The era of up-transfers has taken such a strong hold on the landscape that coaches have essentially resigned themselves to the new era. Walsh says he jokes often in staff meetings at Maine that “we need to recruit players that are just mediocre enough” because the good ones transfer up and the bad ones transfer down. Toole says he’s more reluctant to scream at a high-end player, knowing that a transfer is just a frustrated post-practice phone call away.
Transfers up from Division II and Division III have become more common, and low-major coaches recommend the best players at rival schools to high major coaches to hurt their in-league competition. “To be surprised by it or frustrated by it,” says UNC Asheville Coach Nick McDevitt, exhaling deeply while searching for the right words. “I don’t know. I’m trying to find a way to say it. It’s just a fact of life right now. It’s just the way things are.”
Few know that better than coaches like Drexel’s Bruiser Flint, Tulane’s Ed Conroy and Cleveland State’s Gary Waters. They can link their dismissals in the past two seasons almost directly to players transferring out of their programs to higher levels. Waters has perhaps been hit the worst. He led Cleveland State to an upset of Wake Forest in the 2009 tournament behind Norris Cole, who ended up an NBA first-round pick. But players of Cole’s caliber seemingly don’t stick around mid-majors anymore. In the past three years, Waters lost star players to Michigan State (Bryn Forbes), Louisville (Trey Lewis) and Wichita State (Anton Grady). Waters went 18-45 the last two years and lost his job earlier this month.
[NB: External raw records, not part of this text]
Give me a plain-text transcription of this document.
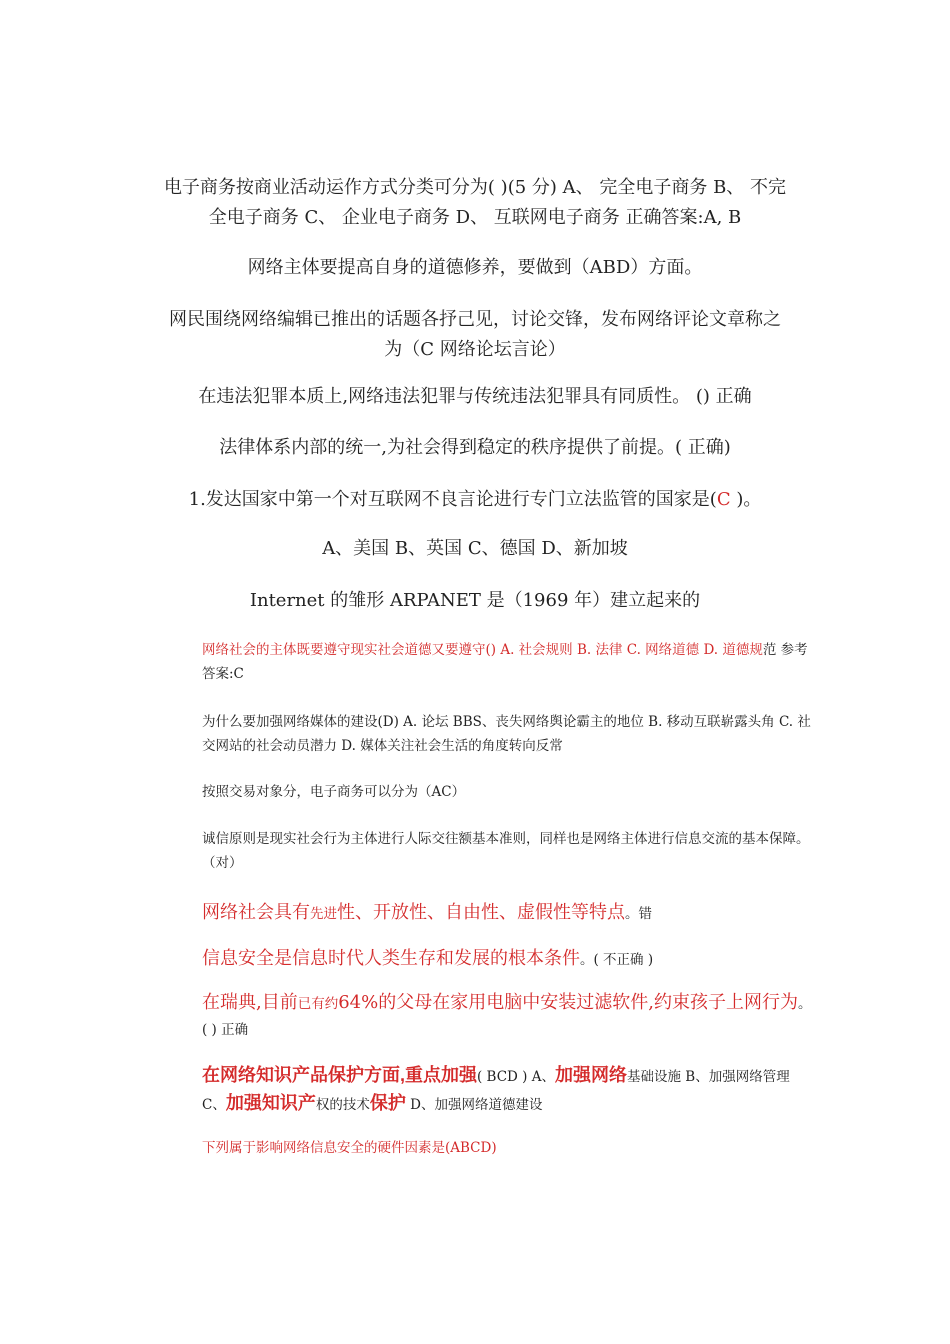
电子商务按商业活动运作方式分类可分为( )(5 分) A、 完全电子商务 B、 不完
全电子商务 C、 企业电子商务 D、 互联网电子商务 正确答案:A, B
网络主体要提高自身的道德修养，要做到（ABD）方面。
网民围绕网络编辑已推出的话题各抒己见，讨论交锋，发布网络评论文章称之
为（C 网络论坛言论）
在违法犯罪本质上,网络违法犯罪与传统违法犯罪具有同质性。 () 正确
法律体系内部的统一,为社会得到稳定的秩序提供了前提。( 正确)
1.发达国家中第一个对互联网不良言论进行专门立法监管的国家是(C )。
A、美国 B、英国 C、德国 D、新加坡
Internet 的雏形 ARPANET 是（1969 年）建立起来的
网络社会的主体既要遵守现实社会道德又要遵守() A. 社会规则 B. 法律 C. 网络道德 D. 道德规范 参考答案:C
为什么要加强网络媒体的建设(D) A. 论坛 BBS、丧失网络舆论霸主的地位 B. 移动互联崭露头角 C. 社交网站的社会动员潜力 D. 媒体关注社会生活的角度转向反常
按照交易对象分，电子商务可以分为（AC）
诚信原则是现实社会行为主体进行人际交往额基本准则，同样也是网络主体进行信息交流的基本保障。（对）
网络社会具有先进性、开放性、自由性、虚假性等特点。错
信息安全是信息时代人类生存和发展的根本条件。( 不正确 )
在瑞典,目前已有约64%的父母在家用电脑中安装过滤软件,约束孩子上网行为。( ) 正确
在网络知识产品保护方面,重点加强( BCD ) A、加强网络基础设施 B、加强网络管理 C、加强知识产权的技术保护 D、加强网络道德建设
下列属于影响网络信息安全的硬件因素是(ABCD)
Coaches recommended two tweaks to help the transfer environment—a crackdown on tampering and changing the rules to force graduate transfers to sit out a year. The tampering has gotten so bad that coaches have white boards in their office of players on other teams they’re targeting to poach.
NCAA data reveals that just 34% of basketball players receive a master’s degree after transferring, which means their intentions are to further their basketball career and not their education. “In low majors, we have to be able to accept that we’re educators first,” Gallagher says. “The Hall of Fame guy who sits on a panel and says, ‘I’m an educator first.’ That’s not true. Let’s not sit here and say XYZ coach is an educator. Come on, man.”
None of the coaches interviewed predicted anything that will slow the transfer culture. That’s why coaches like Sacred Heart’s Latina have embraced the notion of pitching kids on developing them for the higher levels. In the NEC Conference this year, there’s 13 players on the all-league teams that aren’t seniors. It’s reasonable to predict that nearly half will transfer. That’s why Latina is using the potential to transfer up as a recruiting tool, as he said Broome’s transfer to Cincinnati wasn’t a negative at all.
“That’s the only way we can look at it right now,” he says. “It’s that or beat your head in the ground every year you have a good young player leave. In fairness to the NCAA and everyone, I don’t know what they do. I don’t think there’s anything they can do.”